On my office wall hangs a page from the Journal Herald in Dayton Ohio,  a photo feature story about harvest time that I produced thirty years ago – and, today, a reminder of how agriculture has changed.

The piece featured one of our printers who owned a small farm on the rolling land about an hour southeast of the city. It was romantic, using Ecclesiastes to describe the turning of life and the seasons for a part time farmer, his father, and the neighbors who helped harvest the corn and soybeans and take them to the elevator.

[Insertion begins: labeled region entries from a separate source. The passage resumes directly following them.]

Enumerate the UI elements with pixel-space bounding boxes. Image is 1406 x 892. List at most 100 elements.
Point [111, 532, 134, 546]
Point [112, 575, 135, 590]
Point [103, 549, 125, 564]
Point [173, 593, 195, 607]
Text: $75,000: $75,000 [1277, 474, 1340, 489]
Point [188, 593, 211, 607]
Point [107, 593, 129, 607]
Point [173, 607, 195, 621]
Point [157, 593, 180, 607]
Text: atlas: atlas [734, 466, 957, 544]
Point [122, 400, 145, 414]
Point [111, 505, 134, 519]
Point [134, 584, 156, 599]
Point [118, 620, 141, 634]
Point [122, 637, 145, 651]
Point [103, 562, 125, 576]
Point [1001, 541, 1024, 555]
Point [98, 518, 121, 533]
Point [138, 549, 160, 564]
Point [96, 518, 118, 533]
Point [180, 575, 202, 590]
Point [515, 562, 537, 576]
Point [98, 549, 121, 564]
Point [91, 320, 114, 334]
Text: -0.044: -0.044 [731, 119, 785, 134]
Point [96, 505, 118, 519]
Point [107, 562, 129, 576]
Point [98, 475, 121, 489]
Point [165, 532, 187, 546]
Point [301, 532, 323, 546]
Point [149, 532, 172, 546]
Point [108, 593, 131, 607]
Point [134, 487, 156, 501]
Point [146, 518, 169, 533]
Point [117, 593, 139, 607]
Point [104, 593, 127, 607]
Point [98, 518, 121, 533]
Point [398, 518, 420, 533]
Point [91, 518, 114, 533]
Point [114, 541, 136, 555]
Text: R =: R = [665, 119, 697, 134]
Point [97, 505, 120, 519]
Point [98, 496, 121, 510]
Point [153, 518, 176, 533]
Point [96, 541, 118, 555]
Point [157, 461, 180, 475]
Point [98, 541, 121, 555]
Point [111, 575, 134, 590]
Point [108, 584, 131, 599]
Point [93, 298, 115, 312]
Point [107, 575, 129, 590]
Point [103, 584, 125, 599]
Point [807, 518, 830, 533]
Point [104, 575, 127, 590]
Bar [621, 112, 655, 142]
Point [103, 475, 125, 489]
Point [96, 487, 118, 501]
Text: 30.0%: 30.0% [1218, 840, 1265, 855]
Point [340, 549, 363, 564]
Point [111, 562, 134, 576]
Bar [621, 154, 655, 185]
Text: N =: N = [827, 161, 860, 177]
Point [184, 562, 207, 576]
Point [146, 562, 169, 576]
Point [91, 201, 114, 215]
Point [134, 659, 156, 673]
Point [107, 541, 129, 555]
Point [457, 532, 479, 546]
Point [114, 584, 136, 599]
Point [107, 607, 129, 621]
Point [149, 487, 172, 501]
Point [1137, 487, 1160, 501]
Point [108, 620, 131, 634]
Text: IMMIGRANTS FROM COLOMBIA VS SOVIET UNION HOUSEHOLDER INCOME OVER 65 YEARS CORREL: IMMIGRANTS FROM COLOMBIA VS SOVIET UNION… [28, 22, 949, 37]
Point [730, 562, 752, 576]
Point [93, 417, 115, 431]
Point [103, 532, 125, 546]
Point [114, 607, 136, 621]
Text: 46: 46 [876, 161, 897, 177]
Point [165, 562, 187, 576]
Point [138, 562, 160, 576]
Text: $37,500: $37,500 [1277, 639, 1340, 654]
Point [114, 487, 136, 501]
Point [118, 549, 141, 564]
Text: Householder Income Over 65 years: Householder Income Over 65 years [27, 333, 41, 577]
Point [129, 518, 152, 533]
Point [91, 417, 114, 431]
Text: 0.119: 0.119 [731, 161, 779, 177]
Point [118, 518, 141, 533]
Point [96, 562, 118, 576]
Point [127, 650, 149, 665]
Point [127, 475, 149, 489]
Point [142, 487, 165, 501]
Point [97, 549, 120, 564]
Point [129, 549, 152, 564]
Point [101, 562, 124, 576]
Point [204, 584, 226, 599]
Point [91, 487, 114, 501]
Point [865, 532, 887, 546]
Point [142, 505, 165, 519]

It was just before the 1980s farm crisis, a few years after President Nixon’s agriculture secretary, Earl Butz, irresponsibly had urged American farmers to plow fencerow to fencerow to bolster production and fill the global markets with corn and soybeans. It was a time of “get bigger or get out,” many farmers going deeply into debt to finance land and machinery purchases. My friend’s farm survived because he had good income from his job. He readily admitted that he farmed because he loved it, not because it made him money.

The romance of farming was actually probably long gone by the 1970s. Then came the horrid 1980s, when the Farm Belt reeled into a depression with high interest rates and low prices. Now, farming, while clearly still a family enterprise for many, is even more of a big business with large sums of money tied up in land, equipment, fertilizer, herbicides and genetically modified seed. At the same time, farming practices and the sheer scale of operations raise questions about sustainability and environmental damage.